The British, who began drawing down forces in Basra some months ago, are taking a fearful drubbing at the hands of the militias as they pull out. A bomb killed three British soldiers and injured a fourth during a resupply mission in Basra last night. A total of 22 British service members have been killed in the last three months alone making these the deadliest three consecutive months of the war for them (excluding the first month of the invasion). Attacks on British troops have been on the rise as militias target British armored convoys with roadside bombs and launch frequent mortar attacks on their barracks. We can expect a similar display of ingratitude when our forces begin executing their withdrawal from Baghdad.
Meanwhile, warring militias are in fierce competition for control of Basra:
The sources said Basra was in the midst of "huge chaos" with the political factions and their militias dividing the city into zones of influence.
Senior Iraqi officials, refusing to be named, said Maliki was concerned about latest developments in Basra and other southern cities. The officials said Maliki intends to deploy two army battalions and a commando police force in the city to strengthen the provincial government there. But according to intelligence reports it will take a much bigger force to take on the heavily armed militias in the city.
Maliki can forget about retaking control of Basra. It's not going to happen.

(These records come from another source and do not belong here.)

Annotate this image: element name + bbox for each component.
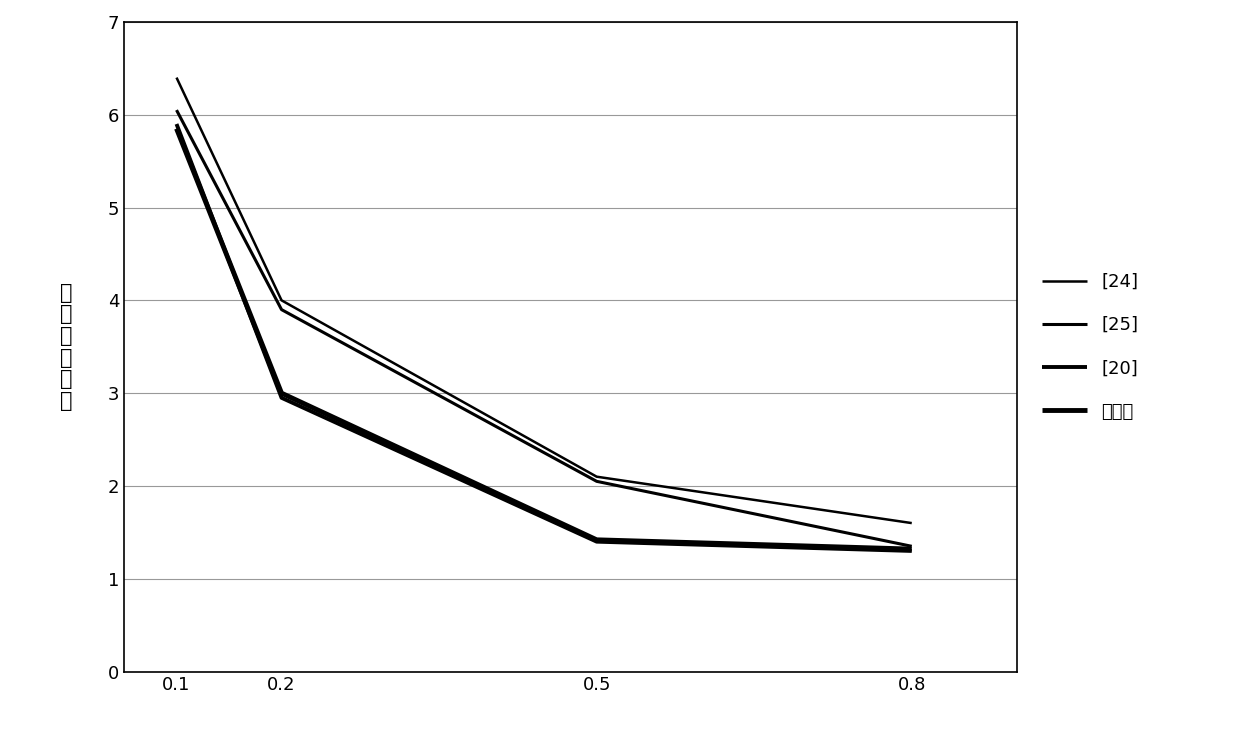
Line: 本发明: 本发明 bbox=[176, 128, 911, 549]
Line: [24]: [24] bbox=[176, 77, 911, 523]
[25] bbox=[169, 106, 184, 115]
[25] bbox=[589, 477, 604, 485]
Line: [20]: [20] bbox=[176, 124, 911, 551]
本发明 bbox=[274, 389, 289, 398]
[25] bbox=[274, 305, 289, 314]
Line: [25]: [25] bbox=[176, 110, 911, 546]
本发明 bbox=[589, 535, 604, 544]
Y-axis label: 时
滞
稳
定
裕
度: 时 滞 稳 定 裕 度 bbox=[60, 283, 72, 411]
[24] bbox=[904, 519, 919, 528]
[24] bbox=[589, 472, 604, 481]
[20] bbox=[274, 393, 289, 402]
[20] bbox=[589, 537, 604, 546]
[25] bbox=[904, 542, 919, 550]
[24] bbox=[274, 296, 289, 304]
[20] bbox=[904, 547, 919, 556]
本发明 bbox=[904, 545, 919, 553]
[20] bbox=[169, 120, 184, 128]
本发明 bbox=[169, 124, 184, 133]
Legend: [24], [25], [20], 本发明: [24], [25], [20], 本发明 bbox=[1034, 266, 1146, 428]
[24] bbox=[169, 73, 184, 82]
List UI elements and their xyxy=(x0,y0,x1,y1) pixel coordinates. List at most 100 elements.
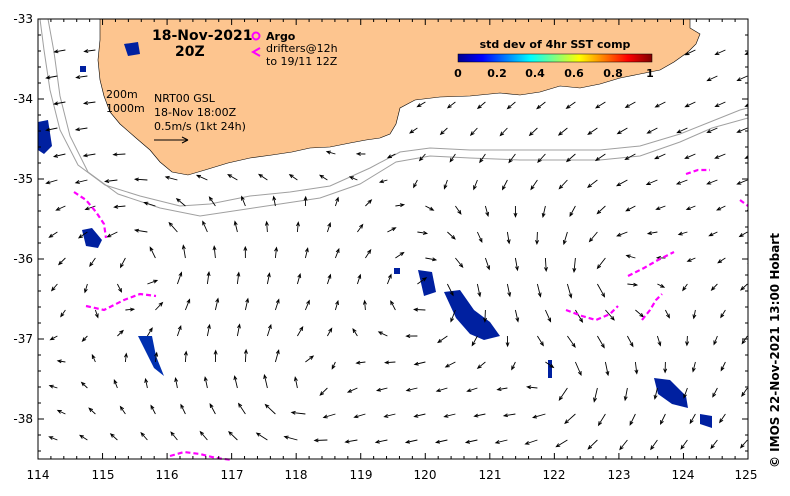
current-vector-arrow xyxy=(464,439,478,444)
current-vector-arrow xyxy=(501,179,508,191)
current-vector-arrow xyxy=(413,179,418,189)
current-vector-arrow xyxy=(575,309,584,323)
current-vector-arrow xyxy=(708,231,718,237)
current-vector-arrow xyxy=(150,404,156,415)
current-vector-arrow xyxy=(176,271,183,285)
current-vector-arrow xyxy=(565,101,576,109)
current-vector-arrow xyxy=(425,257,438,262)
current-vector-arrow xyxy=(476,361,486,370)
current-vector-arrow xyxy=(444,361,456,368)
product-label: NRT00 GSL xyxy=(154,92,216,105)
current-vector-arrow xyxy=(144,377,149,389)
current-vector-arrow xyxy=(113,379,118,389)
current-vector-arrow xyxy=(659,413,666,426)
current-vector-arrow xyxy=(502,413,516,418)
colorbar-tick-label: 1 xyxy=(646,67,654,80)
current-vector-arrow xyxy=(526,385,538,390)
current-vector-arrow xyxy=(288,173,298,181)
current-vector-arrow xyxy=(237,402,246,415)
current-vector-arrow xyxy=(655,205,666,211)
current-vector-arrow xyxy=(170,431,178,441)
current-vector-arrow xyxy=(236,323,241,337)
current-vector-arrow xyxy=(471,335,478,347)
current-vector-arrow xyxy=(747,262,748,264)
sst-patch xyxy=(444,290,500,340)
current-vector-arrow xyxy=(125,307,136,312)
current-vector-arrow xyxy=(313,438,328,443)
current-vector-arrow xyxy=(244,297,250,311)
current-vector-arrow xyxy=(654,101,666,108)
current-vector-arrow xyxy=(544,309,552,323)
current-vector-arrow xyxy=(446,283,454,297)
current-vector-arrow xyxy=(597,283,606,298)
current-vector-arrow xyxy=(665,309,670,319)
current-vector-arrow xyxy=(55,205,66,211)
current-vector-arrow xyxy=(322,413,336,419)
drifter-track xyxy=(85,292,157,312)
plot-frame xyxy=(37,18,749,460)
current-vector-arrow xyxy=(104,179,118,184)
current-vector-arrow xyxy=(736,75,748,81)
current-vector-arrow xyxy=(49,335,58,341)
current-vector-arrow xyxy=(473,413,486,418)
current-vectors xyxy=(45,49,756,451)
current-vector-arrow xyxy=(274,349,280,363)
current-vector-arrow xyxy=(624,153,636,161)
current-vector-arrow xyxy=(675,179,688,185)
current-vector-arrow xyxy=(449,153,456,163)
current-vector-arrow xyxy=(710,439,718,450)
current-vector-arrow xyxy=(416,101,426,108)
current-vector-arrow xyxy=(264,403,276,415)
current-vector-arrow xyxy=(625,254,636,259)
colorbar-tick-label: 0.8 xyxy=(603,67,623,80)
current-vector-arrow xyxy=(605,309,615,321)
current-vector-arrow xyxy=(77,231,88,239)
y-tick-label: -37 xyxy=(13,332,33,346)
sst-patch xyxy=(82,228,102,248)
current-vector-arrow xyxy=(595,101,606,109)
current-vector-arrow xyxy=(109,433,118,441)
current-vector-arrow xyxy=(274,298,280,311)
current-vector-arrow xyxy=(587,127,598,136)
current-vector-arrow xyxy=(750,310,756,317)
current-vector-arrow xyxy=(147,327,153,337)
current-vector-arrow xyxy=(535,231,540,246)
current-vector-arrow xyxy=(183,350,188,363)
current-vector-arrow xyxy=(352,328,358,337)
current-vector-arrow xyxy=(706,127,718,133)
current-vector-arrow xyxy=(174,376,179,389)
current-vector-arrow xyxy=(712,387,718,398)
current-vector-arrow xyxy=(365,248,372,259)
colorbar-tick-label: 0.6 xyxy=(564,67,584,80)
current-vector-arrow xyxy=(537,153,546,164)
current-vector-arrow xyxy=(386,273,392,285)
current-vector-arrow xyxy=(744,51,748,55)
current-vector-arrow xyxy=(506,231,511,245)
current-vector-arrow xyxy=(466,387,478,393)
sst-patches xyxy=(38,42,712,428)
current-vector-arrow xyxy=(587,179,598,189)
current-vector-arrow xyxy=(684,101,696,108)
current-vector-arrow xyxy=(303,195,308,207)
current-vector-arrow xyxy=(450,309,456,323)
current-vector-arrow xyxy=(476,101,486,110)
current-vector-arrow xyxy=(684,49,696,56)
current-vector-arrow xyxy=(214,297,220,311)
current-vector-arrow xyxy=(505,335,510,348)
credit-text: © IMOS 22-Nov-2021 13:00 Hobart xyxy=(768,233,782,468)
current-vector-arrow xyxy=(437,335,448,344)
current-vector-arrow xyxy=(506,283,512,298)
current-vector-arrow xyxy=(656,335,662,347)
current-vector-arrow xyxy=(588,231,598,243)
x-tick-label: 117 xyxy=(221,468,244,482)
current-vector-arrow xyxy=(202,220,208,233)
x-tick-label: 118 xyxy=(285,468,308,482)
current-vector-arrow xyxy=(405,387,418,392)
current-vector-arrow xyxy=(566,283,573,299)
current-vector-arrow xyxy=(682,283,688,292)
current-vector-arrow xyxy=(348,176,358,181)
colorbar xyxy=(457,53,653,63)
current-vector-arrow xyxy=(625,205,636,212)
current-vector-arrow xyxy=(57,257,66,266)
current-vector-arrow xyxy=(750,362,756,370)
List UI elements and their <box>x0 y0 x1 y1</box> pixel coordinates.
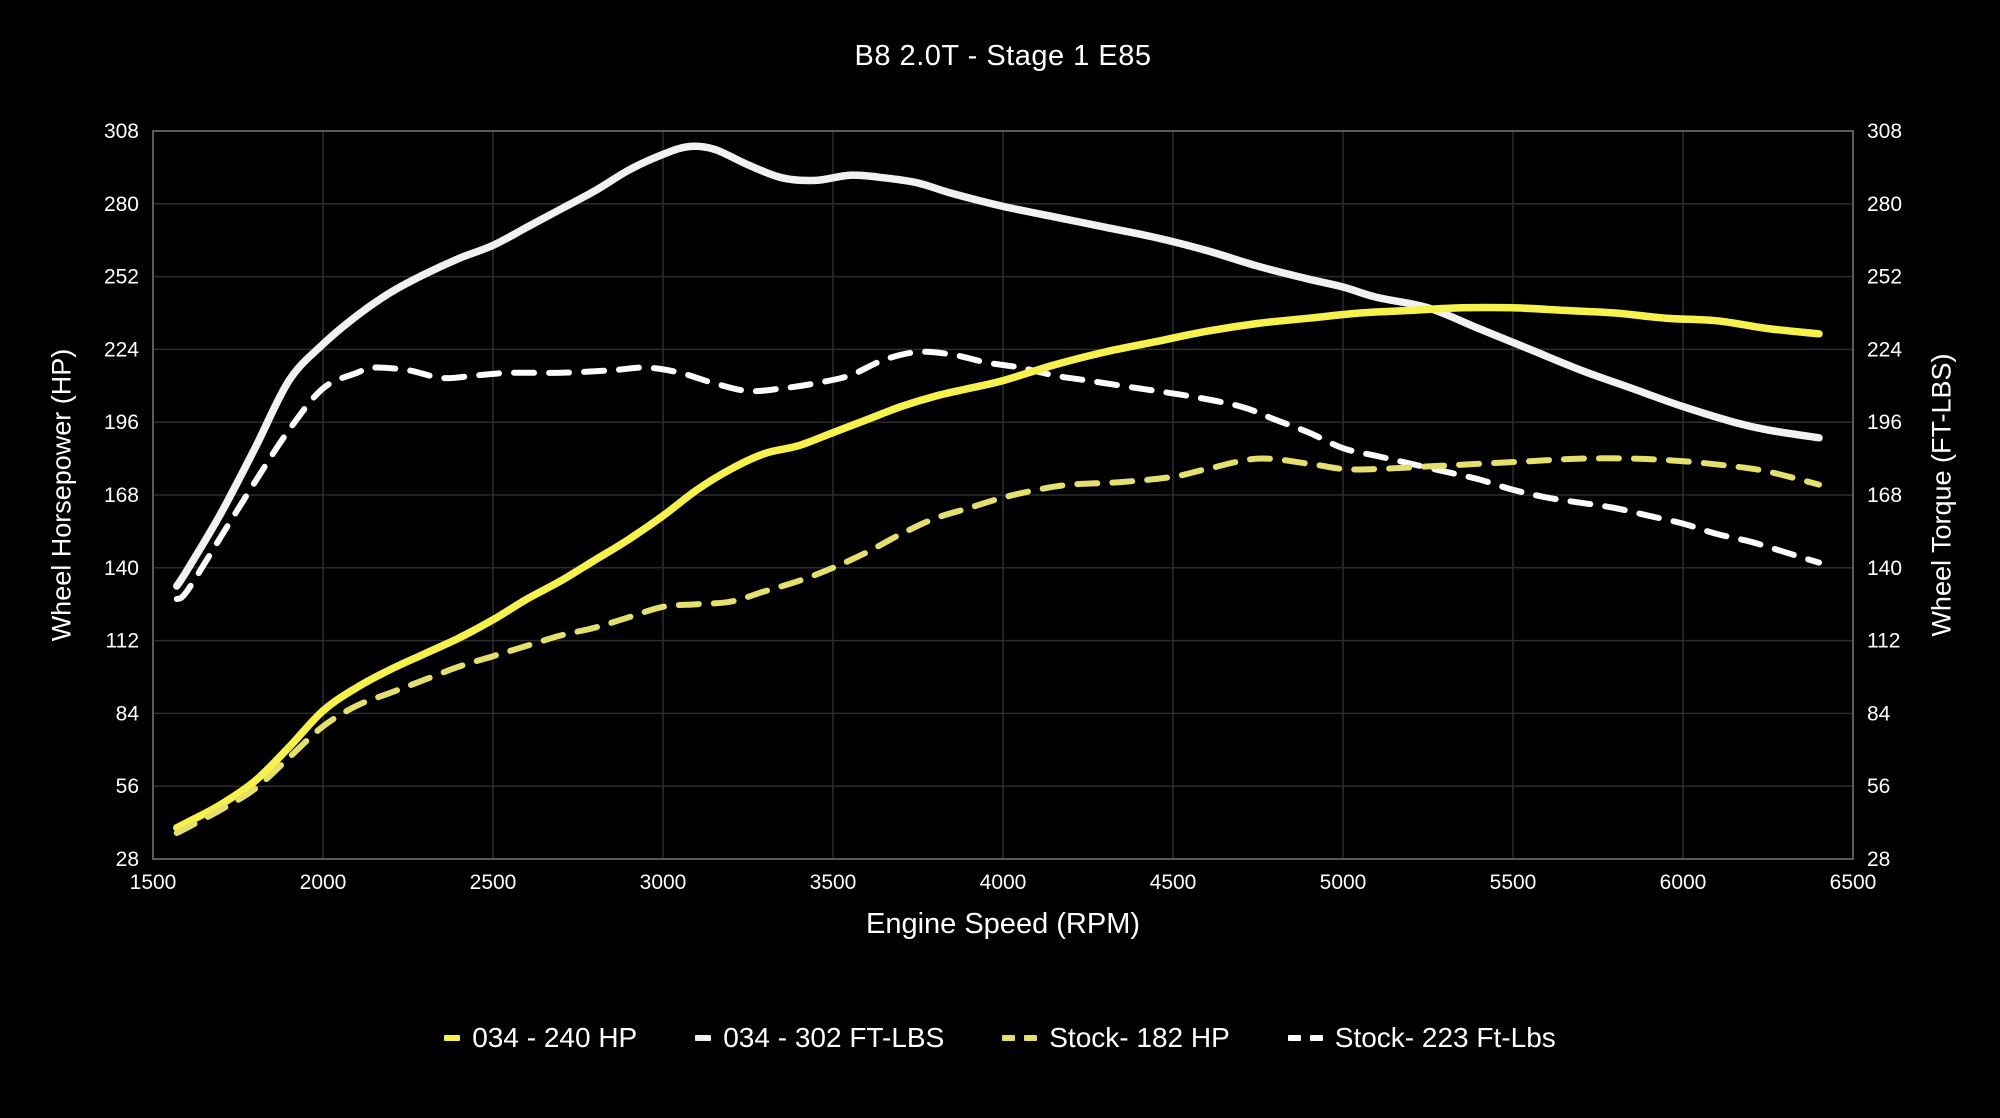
y-tick-label-left: 168 <box>104 484 139 507</box>
x-tick-label: 6000 <box>1660 871 1707 894</box>
y-tick-label-right: 252 <box>1867 266 1902 289</box>
y-axis-title-right: Wheel Torque (FT-LBS) <box>1926 353 1957 637</box>
x-tick-label: 4500 <box>1150 871 1197 894</box>
axis-tick-labels: 28 28 56 56 84 84 112 112 140 140 168 168 196 196 224 2… <box>104 120 1902 894</box>
legend-label: Stock- 182 HP <box>1049 1022 1230 1053</box>
dashed-line-swatch-icon <box>1287 1035 1323 1041</box>
curve-034-302-ft-lbs <box>173 142 1823 590</box>
x-tick-label: 1500 <box>130 871 177 894</box>
y-tick-label-left: 308 <box>104 120 139 143</box>
x-tick-label: 3500 <box>810 871 857 894</box>
solid-line-swatch-icon <box>444 1035 461 1041</box>
dashed-line-swatch-icon <box>1002 1035 1038 1041</box>
solid-line-swatch-icon <box>695 1035 712 1041</box>
y-tick-label-right: 280 <box>1867 193 1902 216</box>
y-tick-label-left: 112 <box>106 630 139 653</box>
x-tick-label: 6500 <box>1830 871 1877 894</box>
y-tick-label-right: 112 <box>1867 630 1900 653</box>
y-tick-label-right: 308 <box>1867 120 1902 143</box>
y-tick-label-right: 56 <box>1867 775 1890 798</box>
x-tick-label: 5500 <box>1490 871 1537 894</box>
y-tick-label-right: 168 <box>1867 484 1902 507</box>
y-tick-label-right: 84 <box>1867 702 1891 725</box>
legend-label: 034 - 302 FT-LBS <box>723 1022 945 1053</box>
curves <box>173 142 1823 836</box>
y-tick-label-left: 140 <box>104 557 139 580</box>
y-tick-label-left: 56 <box>116 775 139 798</box>
y-tick-label-right: 196 <box>1867 411 1902 434</box>
x-axis-title: Engine Speed (RPM) <box>865 908 1141 940</box>
legend: 034 - 240 HP 034 - 302 FT-LBS Stock- 182 H… <box>0 1022 2000 1054</box>
y-tick-label-left: 252 <box>104 266 139 289</box>
x-tick-label: 3000 <box>640 871 687 894</box>
legend-item-034-240-hp: 034 - 240 HP <box>444 1022 637 1054</box>
x-tick-label: 2000 <box>300 871 347 894</box>
legend-label: 034 - 240 HP <box>472 1022 638 1053</box>
plot-border <box>152 130 1854 860</box>
legend-item-stock-223-ft-lbs: Stock- 223 Ft-Lbs <box>1287 1022 1556 1054</box>
y-tick-label-right: 224 <box>1867 338 1902 361</box>
y-tick-label-left: 28 <box>116 848 139 871</box>
y-tick-label-left: 280 <box>104 193 139 216</box>
gridlines <box>152 130 1854 860</box>
x-tick-label: 5000 <box>1320 871 1367 894</box>
y-tick-label-right: 140 <box>1867 557 1902 580</box>
curve-stock-182-hp <box>173 455 1822 836</box>
y-tick-label-left: 224 <box>104 338 139 361</box>
curve-stock-223-ft-lbs <box>173 348 1822 602</box>
plot-border-rect <box>152 130 1854 860</box>
legend-item-stock-182-hp: Stock- 182 HP <box>1002 1022 1230 1054</box>
x-tick-label: 2500 <box>470 871 517 894</box>
y-tick-label-left: 84 <box>116 702 140 725</box>
curve-034-240-hp <box>173 303 1823 832</box>
y-tick-label-left: 196 <box>104 411 139 434</box>
chart-title: B8 2.0T - Stage 1 E85 <box>854 40 1152 72</box>
x-tick-label: 4000 <box>980 871 1027 894</box>
y-tick-label-right: 28 <box>1867 848 1890 871</box>
y-axis-title-left: Wheel Horsepower (HP) <box>46 348 77 642</box>
legend-item-034-302-ft-lbs: 034 - 302 FT-LBS <box>695 1022 944 1054</box>
legend-label: Stock- 223 Ft-Lbs <box>1334 1022 1556 1053</box>
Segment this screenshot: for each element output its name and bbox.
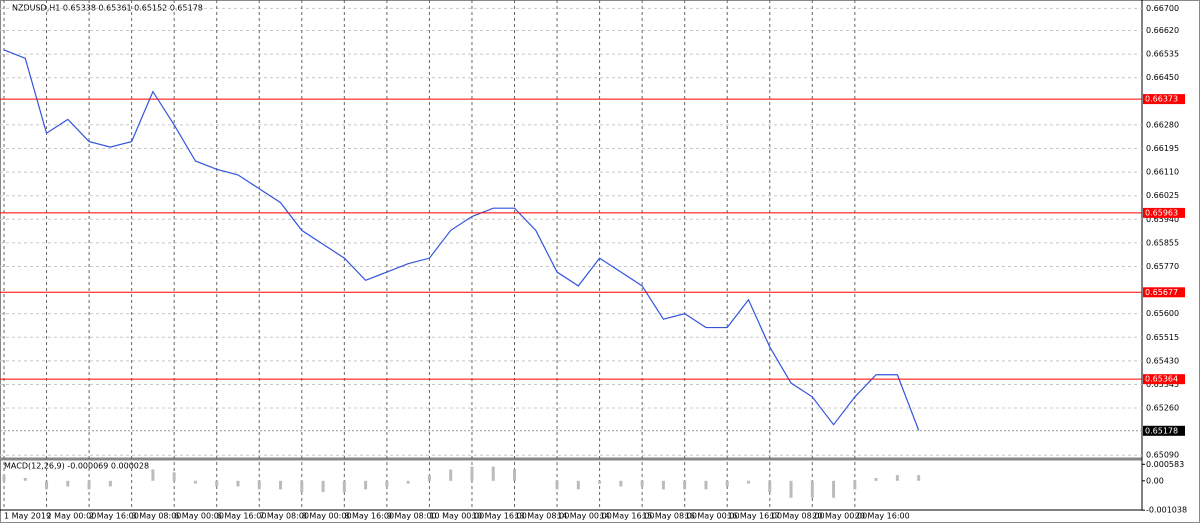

Baghdad could, in fact, be a lot worse than Basra since it has a much greater presence of Sunni insurgent groups and Al Qaeda terrorrists. Some suggest that Baghdad could look like Beirut during the Lebanese Civil War, but my feeling is it will be more similar to Mogadishu in Somalia due to the intense tribal loyalties in Iraq. The city will be divided into sectors with a myriad of armed militias, terrorist, criminal and insurgent groups battling for control. We will see clashes not only across sectarian lines, but also within them as various groups battle for domination of key neighborhoods.